2. The Director of the Department of Public Safety has jurisdiction of the subject matter of revocation of driver’s licenses upon receiving the certification of the driver’s conviction of the offense of “driving a motor vehicle while under the influence *506of intoxicants” (Ga. L. 1939, pp. 135, 141, as amended by Ga. L. 1943, pp. 196, 201; (Code Ann. § 92A-434)), but no such jurisdiction is conferred where the “certification of conviction” is from a court which is without jurisdiction to try cases involving the offense of “driving a motor vehicle while under the influence of intoxicants.” To give the Director jurisdiction of the subject matter the court certifying the conviction must have jurisdiction of the subject matter.

Argued June 8, 1965 Decided September 30, 1965 Rehearing denied October 21, 1965. Adams, O’Neal, Steele, Thornton & Hemingway, H. T. O’Neal, Jr., Bob Slocumb, for plaintiff in error. Clarence H. Clay, Jr., Solicitor, Tommy C. Mann, contra.

3. Where a person is convicted and sentenced for the offense of operating a motor vehicle while under the influence of intoxicants in a court which is without jurisdiction of such offense, the conviction and sentence is void and a mere nullity (Code §§ 110-701, 110-709); and the revocation of a driver’s license based upon such conviction, being at most merely additional punishment based upon the prior conviction, is also void and a mere nullity and such a revocation will not authorize a conviction for operating a motor vehicle with a revoked license.
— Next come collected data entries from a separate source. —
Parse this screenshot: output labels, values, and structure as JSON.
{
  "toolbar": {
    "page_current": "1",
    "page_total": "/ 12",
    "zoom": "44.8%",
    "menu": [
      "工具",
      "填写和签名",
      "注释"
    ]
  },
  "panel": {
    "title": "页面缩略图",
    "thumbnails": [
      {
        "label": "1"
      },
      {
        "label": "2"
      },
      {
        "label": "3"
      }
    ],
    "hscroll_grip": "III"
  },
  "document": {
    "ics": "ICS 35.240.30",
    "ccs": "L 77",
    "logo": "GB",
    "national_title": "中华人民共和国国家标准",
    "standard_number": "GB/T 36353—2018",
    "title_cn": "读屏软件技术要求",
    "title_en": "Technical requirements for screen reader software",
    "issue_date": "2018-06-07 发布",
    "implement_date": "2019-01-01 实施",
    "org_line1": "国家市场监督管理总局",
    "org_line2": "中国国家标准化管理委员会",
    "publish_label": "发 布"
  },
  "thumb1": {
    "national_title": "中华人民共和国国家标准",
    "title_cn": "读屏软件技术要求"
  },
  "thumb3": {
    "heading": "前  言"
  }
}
4. Upon application of the above rulings to the facts of the present case, the trial judge, to whom the case was submitted upon stipulated facts without the intervention of a jury, erred in finding the defendant guilty of violation of the Act of 1937 (Ga. L. 1937, pp. 322, 352; Code Ann. § 92A-9913).

Judgment reversed.

Felton, C. J., Bell, P. J., Frankum, Jordan and Deen, JJ., concur. Hall, Eberhardt and Pannell, JJ., dissent.